Steve Bannon et Noam Chomsky, sidérant duo exhumé du dossier Epstein

Écrit par Guillaume Gendron
17 décembre 2025
Steve Bannon et Noam Chomsky
Un ultranationaliste MAGA riant avec une figure historique de la gauche radicale : l’image frappante est issue des 19 000 photos saisies par le FBI lors de l’arrestation du financier pédocriminel Jeffrey Epstein. Et dit beaucoup de l’emprise de ce dernier sur le monde politique et intellectuel américain.
Un ultranationaliste MAGA riant avec une figure historique de la gauche radicale : l’image frappante est issue des 19 000 photos saisies par le FBI lors de l’arrestation du financier pédocriminel Jeffrey Epstein. Et dit beaucoup de l’emprise de ce dernier sur le monde politique et intellectuel américain.

Voilà Steve Bannon, le stratège trumpiste débraillé, et Noam Chomsky, l’intellectuel phare de la gauche anti-impérialiste. Bras dessus, bras dessous, gorges déployées, comme deux vieux compères, une étrange balance (de la justice ?) à l’arrière-plan. Au premier abord, l’image – tremblée, pixellisée et surtout improbable – semble n’être qu’une énième tranche de « slop », ces visuels bas de gamme générés par l’IA, destinés à faire fondre les neurones des internautes par la seule force de leur malsaine absurdité.

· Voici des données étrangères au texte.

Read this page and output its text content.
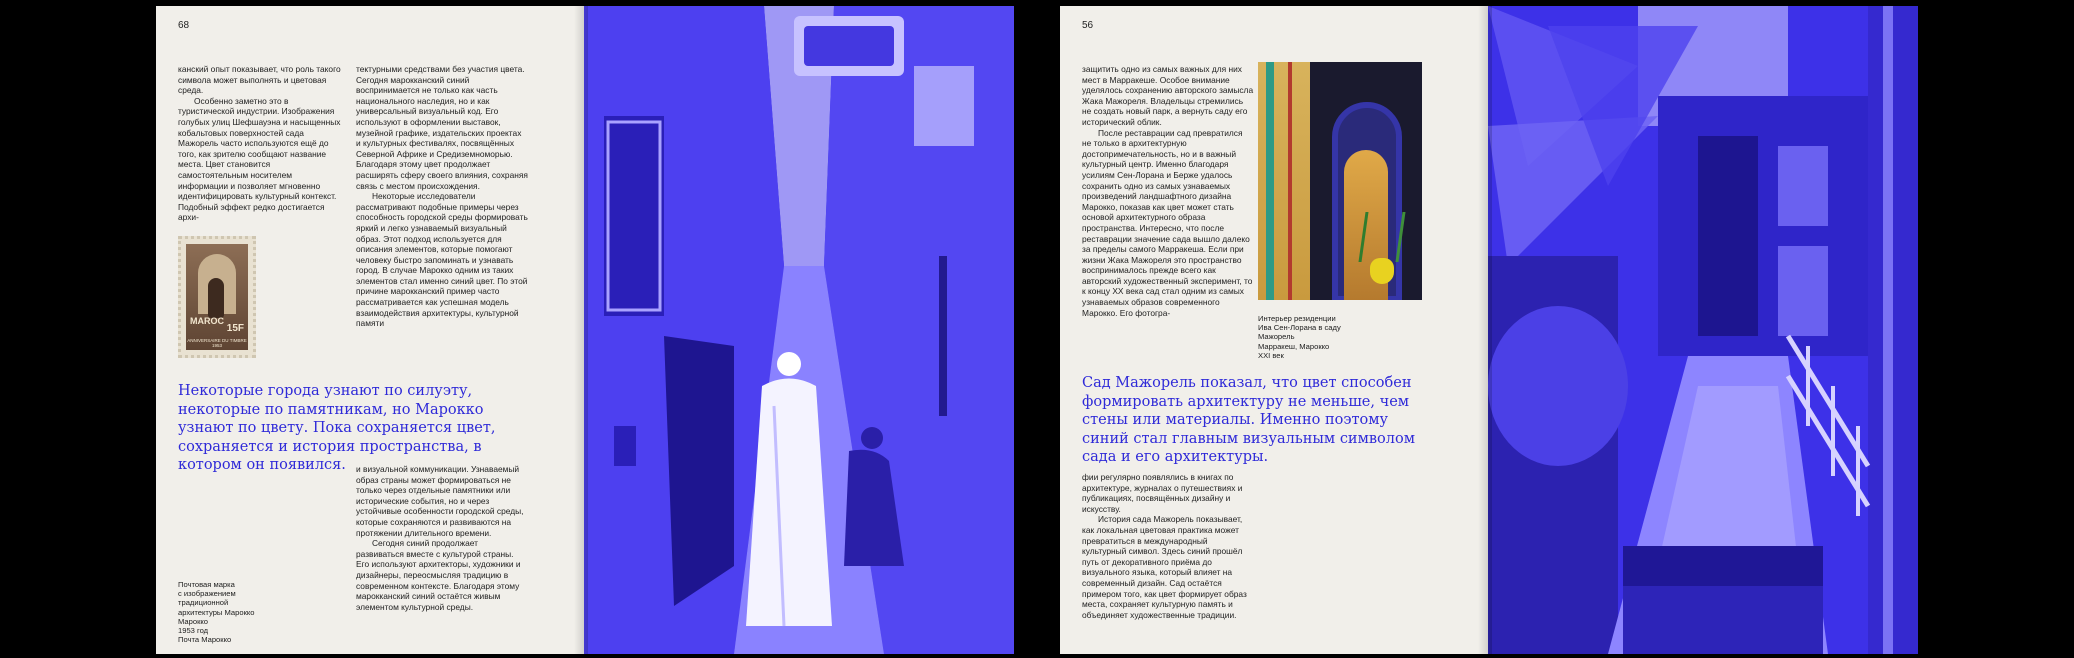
68

канский опыт показывает, что роль такого символа может выполнять и цветовая среда.

Особенно заметно это в туристической индустрии. Изображения голубых улиц Шефшауэна и насыщенных кобальтовых поверхностей сада Мажорель часто используются ещё до того, как зрителю сообщают название места. Цвет становится самостоятельным носителем информации и позволяет мгновенно идентифицировать культурный контекст. Подобный эффект редко достигается архи-

тектурными средствами без участия цвета. Сегодня марокканский синий воспринимается не только как часть национального наследия, но и как универсальный визуальный код. Его используют в оформлении выставок, музейной графике, издательских проектах и культурных фестивалях, посвящённых Северной Африке и Средиземноморью. Благодаря этому цвет продолжает расширять сферу своего влияния, сохраняя связь с местом происхождения.

Некоторые исследователи рассматривают подобные примеры через способность городской среды формировать яркий и легко узнаваемый визуальный образ. Этот подход используется для описания элементов, которые помогают человеку быстро запоминать и узнавать город. В случае Марокко одним из таких элементов стал именно синий цвет. По этой причине марокканский пример часто рассматривается как успешная модель взаимодействия архитектуры, культурной памяти

MAROC
15F
ANNIVERSAIRE DU TIMBRE 1953
Некоторые города узнают по силуэту, некоторые по памятникам, но Марокко узнают по цвету. Пока сохраняется цвет, сохраняется и история пространства, в котором он появился.	и визуальной коммуникации. Узнаваемый образ страны может формироваться не только через отдельные памятники или исторические события, но и через устойчивые особенности городской среды, которые сохраняются и развиваются на протяжении длительного времени.

Сегодня синий продолжает развиваться вместе с культурой страны. Его используют архитекторы, художники и дизайнеры, переосмысляя традицию в современном контексте. Благодаря этому марокканский синий остаётся живым элементом культурной среды.

Почтовая марка
с изображением
традиционной
архитектуры Марокко
Марокко
1953 год
Почта Марокко
56

защитить одно из самых важных для них мест в Марракеше. Особое внимание уделялось сохранению авторского замысла Жака Мажореля. Владельцы стремились не создать новый парк, а вернуть саду его исторический облик.

После реставрации сад превратился не только в архитектурную достопримечательность, но и в важный культурный центр. Именно благодаря усилиям Сен-Лорана и Берже удалось сохранить одно из самых узнаваемых произведений ландшафтного дизайна Марокко, показав как цвет может стать основой архитектурного образа пространства. Интересно, что после реставрации значение сада вышло далеко за пределы самого Марракеша. Если при жизни Жака Мажореля это пространство воспринималось прежде всего как авторский художественный эксперимент, то к концу XX века сад стал одним из самых узнаваемых образов современного Марокко. Его фотогра-

Интерьер резиденции
Ива Сен-Лорана в саду
Мажорель
Марракеш, Марокко
XXI век
Сад Мажорель показал, что цвет способен формировать архитектуру не меньше, чем стены или материалы. Именно поэтому синий стал главным визуальным символом сада и его архитектуры.

фии регулярно появлялись в книгах по архитектуре, журналах о путешествиях и публикациях, посвящённых дизайну и искусству.

История сада Мажорель показывает, как локальная цветовая практика может превратиться в международный культурный символ. Здесь синий прошёл путь от декоративного приёма до визуального языка, который влияет на современный дизайн. Сад остаётся примером того, как цвет формирует образ места, сохраняет культурную память и объединяет художественные традиции.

Le cliché est pourtant bien réel. En atteste son numéro de fichier (083591) et ce « House Oversight », référence à la commission de surveillance de la Chambre des représentants américains. Il s’agit d’une des photographies divulguées le 12 décembre 2025 par les élus démocrates sur un serveur public, elles-mêmes tirées des 19 000 images contenues dans les 300 gigaoctets de données aux mains du FBI depuis l’arrestation de Jeffrey Epstein en juillet 2019.

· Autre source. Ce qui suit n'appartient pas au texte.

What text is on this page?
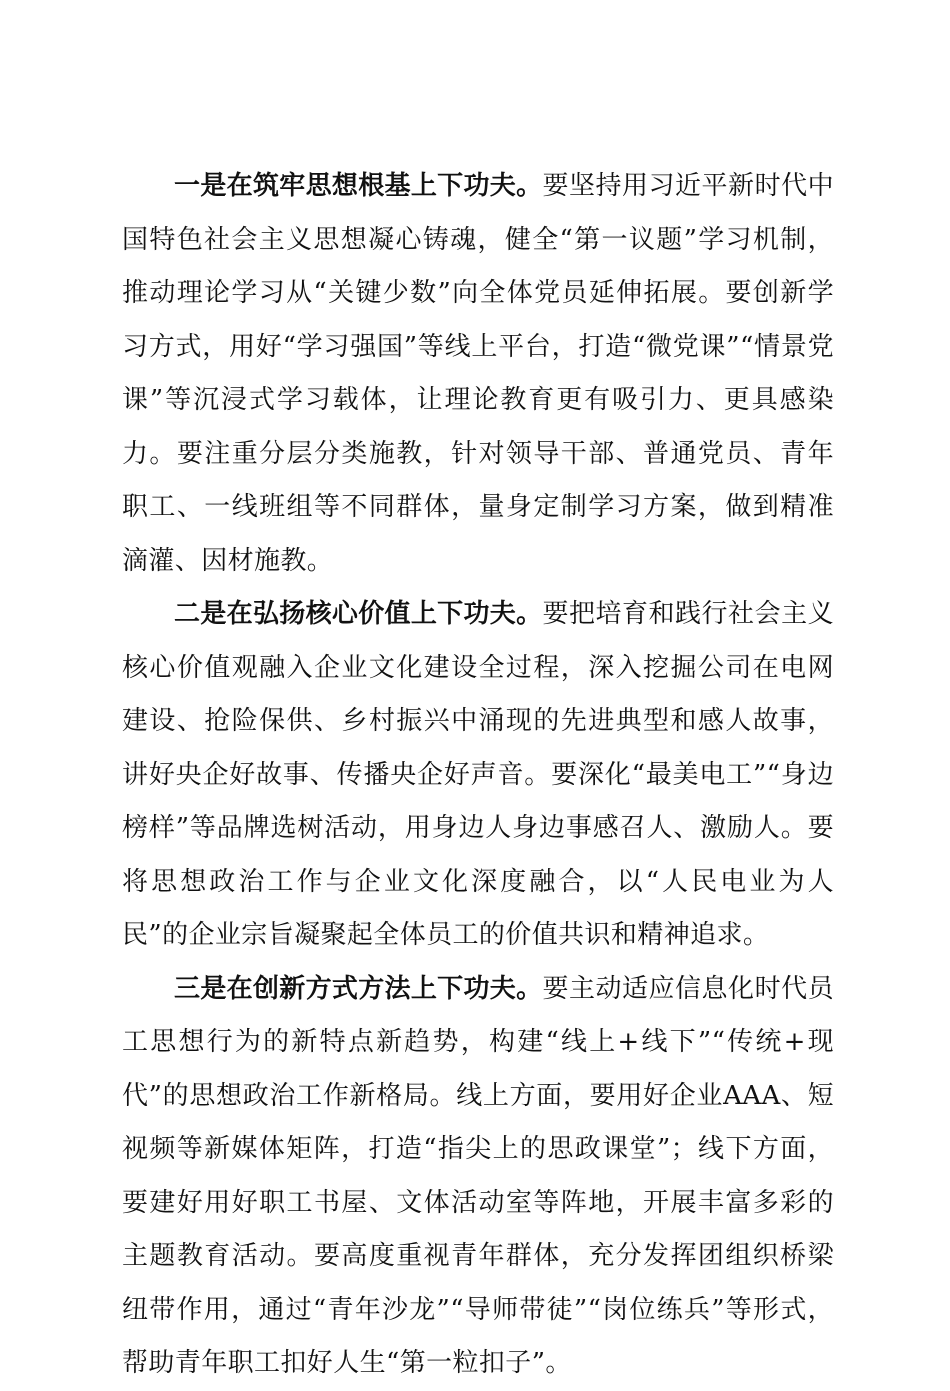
一是在筑牢思想根基上下功夫。要坚持用习近平新时代中国特色社会主义思想凝心铸魂，健全“第一议题”学习机制，推动理论学习从“关键少数”向全体党员延伸拓展。要创新学习方式，用好“学习强国”等线上平台，打造“微党课”“情景党课”等沉浸式学习载体，让理论教育更有吸引力、更具感染力。要注重分层分类施教，针对领导干部、普通党员、青年职工、一线班组等不同群体，量身定制学习方案，做到精准滴灌、因材施教。

二是在弘扬核心价值上下功夫。要把培育和践行社会主义核心价值观融入企业文化建设全过程，深入挖掘公司在电网建设、抢险保供、乡村振兴中涌现的先进典型和感人故事，讲好央企好故事、传播央企好声音。要深化“最美电工”“身边榜样”等品牌选树活动，用身边人身边事感召人、激励人。要将思想政治工作与企业文化深度融合，以“人民电业为人民”的企业宗旨凝聚起全体员工的价值共识和精神追求。

三是在创新方式方法上下功夫。要主动适应信息化时代员工思想行为的新特点新趋势，构建“线上+线下”“传统+现代”的思想政治工作新格局。线上方面，要用好企业AAA、短视频等新媒体矩阵，打造“指尖上的思政课堂”；线下方面，要建好用好职工书屋、文体活动室等阵地，开展丰富多彩的主题教育活动。要高度重视青年群体，充分发挥团组织桥梁纽带作用，通过“青年沙龙”“导师带徒”“岗位练兵”等形式，帮助青年职工扣好人生“第一粒扣子”。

Une infinie matrice à théories du complot

Depuis la mort, quelques semaines plus tard, de l’homme d’affaires poursuivi pour trafic de mineures, ce « dossier Epstein » numérique nourrit tous les fantasmes, et notamment ceux de la base MAGA acquise à Donald Trump, qui n’a jamais cru au suicide en prison du financier disgracié. Au point que ce monceau de données – mails, photos, lettres manuscrites – avait pris, ces dernières années, une dimension quasi mythologique, infinie matrice à théories du complot. Une boîte de Pandore contenant les déviances inavouables des élites mondiales, qui viendrait tous les foudroyer une fois ouverte.

Malgré les efforts de Trump – longtemps habitué des noubas d’Epstein – pour en refermer le couvercle, le dossier est bel et bien exposé à l’air libre numérique depuis que le Congrès américain en a autorisé la publication, mi-novembre 2025. Il y a d’abord eu le livre d’or des cinquante ans d’Epstein, puis le contenu de sa boîte mail, et maintenant, donc, ses photos privées.

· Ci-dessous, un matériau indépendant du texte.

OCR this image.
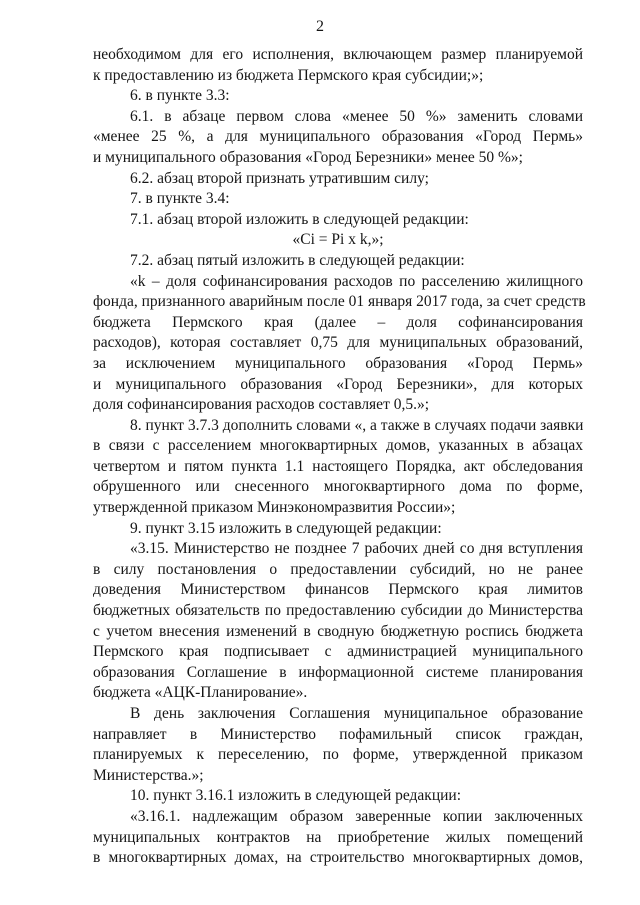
2

необходимом для его исполнения, включающем размер планируемой

к предоставлению из бюджета Пермского края субсидии;»;

6. в пункте 3.3:

6.1. в абзаце первом слова «менее 50 %» заменить словами

«менее 25 %, а для муниципального образования «Город Пермь»

и муниципального образования «Город Березники» менее 50 %»;

6.2. абзац второй признать утратившим силу;

7. в пункте 3.4:

7.1. абзац второй изложить в следующей редакции:

«Ci = Pi x k,»;

7.2. абзац пятый изложить в следующей редакции:

«k – доля софинансирования расходов по расселению жилищного

фонда, признанного аварийным после 01 января 2017 года, за счет средств

бюджета Пермского края (далее – доля софинансирования

расходов), которая составляет 0,75 для муниципальных образований,

за исключением муниципального образования «Город Пермь»

и муниципального образования «Город Березники», для которых

доля софинансирования расходов составляет 0,5.»;

8. пункт 3.7.3 дополнить словами «, а также в случаях подачи заявки

в связи с расселением многоквартирных домов, указанных в абзацах

четвертом и пятом пункта 1.1 настоящего Порядка, акт обследования

обрушенного или снесенного многоквартирного дома по форме,

утвержденной приказом Минэкономразвития России»;

9. пункт 3.15 изложить в следующей редакции:

«3.15. Министерство не позднее 7 рабочих дней со дня вступления

в силу постановления о предоставлении субсидий, но не ранее

доведения Министерством финансов Пермского края лимитов

бюджетных обязательств по предоставлению субсидии до Министерства

с учетом внесения изменений в сводную бюджетную роспись бюджета

Пермского края подписывает с администрацией муниципального

образования Соглашение в информационной системе планирования

бюджета «АЦК-Планирование».

В день заключения Соглашения муниципальное образование

направляет в Министерство пофамильный список граждан,

планируемых к переселению, по форме, утвержденной приказом

Министерства.»;

10. пункт 3.16.1 изложить в следующей редакции:

«3.16.1. надлежащим образом заверенные копии заключенных

муниципальных контрактов на приобретение жилых помещений

в многоквартирных домах, на строительство многоквартирных домов,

Bain moussant et préservatifs Trump

Le plus étonnant dans ce fatras d’images JPEG n’est pas d’y trouver des gants en latex, des tables de massage, des préservatifs à l’effigie de Trump ou des instantanés du « golden boy » dans son bain moussant – sa lubricité avait déjà été amplement étalée dans maints documentaires et enquêtes. Ni même de découvrir de nouvelles preuves de sa proximité avec la famille Clinton, Woody Allen ou Bill Gates, ce dernier immortalisé devant un jet, sans doute à destination de la fameuse île privée des Caraïbes où Epstein aimait recevoir.

Non, l’image la plus choquante – au sens de surprenante – est sans doute cette embrassade entre Bannon l’agitateur ultranationaliste et Chomsky l’icône altermondialiste. Accolade que même le plus fiévreux des cerveaux complotistes n’aurait imaginée. Preuve que l’IA n’a rien changé à l’adage sur la réalité dépassant la fiction.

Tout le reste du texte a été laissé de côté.